Professor Emily Jane McTavish and colleagues at the Cornell Lab of Ornithology have mapped the evolution of every known bird species.

They created a complete evolutionary tree of bird species by combining data on 9,239 species published in nearly 300 studies between 1990 and 2024 and additional curated data on another 1,000 species. The resulting database can easily be shared and updated as additional studies are published.

“People love birds, and a lot of people work on birds. People publish scientific papers about birds’ evolutionary relationships all the time,” McTavish said. “We synthesized all the data to have unified information all in one place.”The tree of all birds, showing representatives from different families. Branches are colored by how many published studies contributed information to that relationship - brightest green is 10 or more, gray is 0. Species without phylogenetic information (~15%) were placed using curated taxonomic information. (Image created by Emily Jane McTavish, silhouettes from PhyloPic.org)
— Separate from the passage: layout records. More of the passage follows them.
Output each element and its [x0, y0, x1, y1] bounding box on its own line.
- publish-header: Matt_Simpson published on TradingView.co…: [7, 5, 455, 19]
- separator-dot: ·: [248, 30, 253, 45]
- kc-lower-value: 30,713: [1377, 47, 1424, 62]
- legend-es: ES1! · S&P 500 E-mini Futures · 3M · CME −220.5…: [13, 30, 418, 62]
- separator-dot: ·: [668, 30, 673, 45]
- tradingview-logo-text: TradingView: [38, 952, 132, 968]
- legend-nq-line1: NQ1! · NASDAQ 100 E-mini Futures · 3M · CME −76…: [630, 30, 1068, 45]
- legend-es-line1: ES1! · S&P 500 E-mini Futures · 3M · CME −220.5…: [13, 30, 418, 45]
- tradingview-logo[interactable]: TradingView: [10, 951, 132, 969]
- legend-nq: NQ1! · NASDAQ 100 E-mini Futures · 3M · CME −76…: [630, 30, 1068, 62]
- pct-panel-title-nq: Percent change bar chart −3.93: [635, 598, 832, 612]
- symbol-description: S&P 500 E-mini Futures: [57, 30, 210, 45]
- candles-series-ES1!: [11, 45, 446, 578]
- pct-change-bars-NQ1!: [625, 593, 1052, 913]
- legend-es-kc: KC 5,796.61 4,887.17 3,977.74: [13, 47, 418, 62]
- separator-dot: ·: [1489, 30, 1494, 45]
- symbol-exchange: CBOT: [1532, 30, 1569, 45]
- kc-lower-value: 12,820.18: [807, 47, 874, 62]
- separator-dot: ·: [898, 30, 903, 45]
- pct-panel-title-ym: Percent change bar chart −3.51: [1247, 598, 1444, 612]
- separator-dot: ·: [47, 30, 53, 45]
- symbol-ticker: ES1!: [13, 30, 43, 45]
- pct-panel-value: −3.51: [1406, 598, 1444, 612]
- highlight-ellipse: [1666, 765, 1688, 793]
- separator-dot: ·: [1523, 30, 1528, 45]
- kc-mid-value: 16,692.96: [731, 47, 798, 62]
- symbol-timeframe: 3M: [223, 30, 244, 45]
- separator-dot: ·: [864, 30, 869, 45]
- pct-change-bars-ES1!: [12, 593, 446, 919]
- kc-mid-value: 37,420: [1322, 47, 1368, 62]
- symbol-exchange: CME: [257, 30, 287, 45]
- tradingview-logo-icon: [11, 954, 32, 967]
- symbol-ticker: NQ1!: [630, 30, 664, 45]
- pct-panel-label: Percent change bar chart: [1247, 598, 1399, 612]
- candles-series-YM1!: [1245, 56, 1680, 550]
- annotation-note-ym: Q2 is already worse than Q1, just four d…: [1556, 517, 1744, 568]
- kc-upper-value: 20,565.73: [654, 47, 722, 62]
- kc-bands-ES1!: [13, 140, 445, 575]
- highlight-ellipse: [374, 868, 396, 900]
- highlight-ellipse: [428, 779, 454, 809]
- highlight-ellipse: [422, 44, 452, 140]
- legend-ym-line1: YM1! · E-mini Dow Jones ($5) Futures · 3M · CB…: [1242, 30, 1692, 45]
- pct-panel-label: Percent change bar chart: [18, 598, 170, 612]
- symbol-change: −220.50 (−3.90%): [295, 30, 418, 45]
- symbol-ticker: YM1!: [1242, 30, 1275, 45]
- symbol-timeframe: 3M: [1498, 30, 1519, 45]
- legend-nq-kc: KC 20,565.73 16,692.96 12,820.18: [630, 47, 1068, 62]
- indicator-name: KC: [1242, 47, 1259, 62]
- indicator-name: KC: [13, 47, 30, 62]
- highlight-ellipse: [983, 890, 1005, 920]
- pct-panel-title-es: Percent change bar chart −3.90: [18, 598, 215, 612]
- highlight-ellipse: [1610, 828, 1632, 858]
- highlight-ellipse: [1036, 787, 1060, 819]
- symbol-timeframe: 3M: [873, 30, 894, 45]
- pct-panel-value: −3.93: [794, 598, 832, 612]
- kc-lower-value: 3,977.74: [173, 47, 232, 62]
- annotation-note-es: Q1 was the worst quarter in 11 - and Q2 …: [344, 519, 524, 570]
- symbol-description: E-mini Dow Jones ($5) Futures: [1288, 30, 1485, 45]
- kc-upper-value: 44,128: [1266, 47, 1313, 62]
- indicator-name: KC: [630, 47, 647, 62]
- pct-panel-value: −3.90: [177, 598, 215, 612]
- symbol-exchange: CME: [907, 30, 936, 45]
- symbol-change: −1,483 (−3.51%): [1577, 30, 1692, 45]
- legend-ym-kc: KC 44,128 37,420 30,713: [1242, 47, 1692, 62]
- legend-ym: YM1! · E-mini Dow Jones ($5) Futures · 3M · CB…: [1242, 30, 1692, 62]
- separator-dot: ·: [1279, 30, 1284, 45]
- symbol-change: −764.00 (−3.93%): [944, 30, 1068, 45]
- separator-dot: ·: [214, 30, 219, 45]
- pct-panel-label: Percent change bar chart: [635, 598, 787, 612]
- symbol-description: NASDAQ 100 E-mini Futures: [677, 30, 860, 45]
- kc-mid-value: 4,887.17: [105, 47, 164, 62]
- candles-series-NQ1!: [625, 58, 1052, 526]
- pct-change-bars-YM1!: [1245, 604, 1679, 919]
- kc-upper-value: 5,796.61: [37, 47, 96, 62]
The researchers detailed how they created this novel evolutionary map in a paper published in the Proceedings of the National Academies of Science (PNAS). The authors wrote that the synthesis tree could help inform various research questions about bird evolution and ecology. In addition, the methods used to produce the tree could be used for other types of animals and plants.

The project started about four years ago when Eliot Miller, then with the Cornell lab, reached out to McTavish, who has been working on software for the Open Tree of Life (OpenTree) project for about a decade.

“Many dozens of bird phylogenies (studies of evolutionary histories using genetics) get published every year, yet their findings — with implications for everything from taxonomy to our understanding of ancestral characters — aren’t necessarily being used for downstream research,” Miller said. “Our project should help to close this research loop so that these studies and their findings are better incorporated into follow-up research.”

McTavish said that though she hadn’t met Miller before he asked her to collaborate, this project dovetailed perfectly with her continuing work.

“Eliot is really into birds, and the lab is full of bird experts, and they also develop birding apps such as Merlin and Ebird, so that was their side of it, and I've been working on this software to combine evolutionary trees, so that was my side of it,” she explained.

OpenTree is a collaborative project that brings together evolutionary biologists and taxonomy experts to build an accurate, comprehensive evolutionary tree that describes how every named species on Earth is related to every other. It works on a wiki-like model, allowing users to manually upload data to update the tree's evolutionary relationships.

McTavish explained that as new understandings of relationships emerge, users can add that information to the Tree of Life to ensure that it reflects the most current understanding of evolutionary relationships between species.

With more than 2.5 million species now represented in the Open Tree of Life — and new data constantly streaming in thanks to advances in genome sequencing — McTavish, a biologist with the Department of Life and Environmental Sciences in the School of Natural Sciences, and a collaborator have been writing software that automatically updates the tree as data emerges.

She said the bird species synthesis fills one more gap in the Open Tree.

Like the new study, the Open Tree project is supported by funding from the National Science Foundation, which McTavish said has been crucial for establishing collaborations, gathering data from hundreds of published authors, and sharing information across disciplines and institutions.

“This open science and collaborative environment really made this possible,” she said.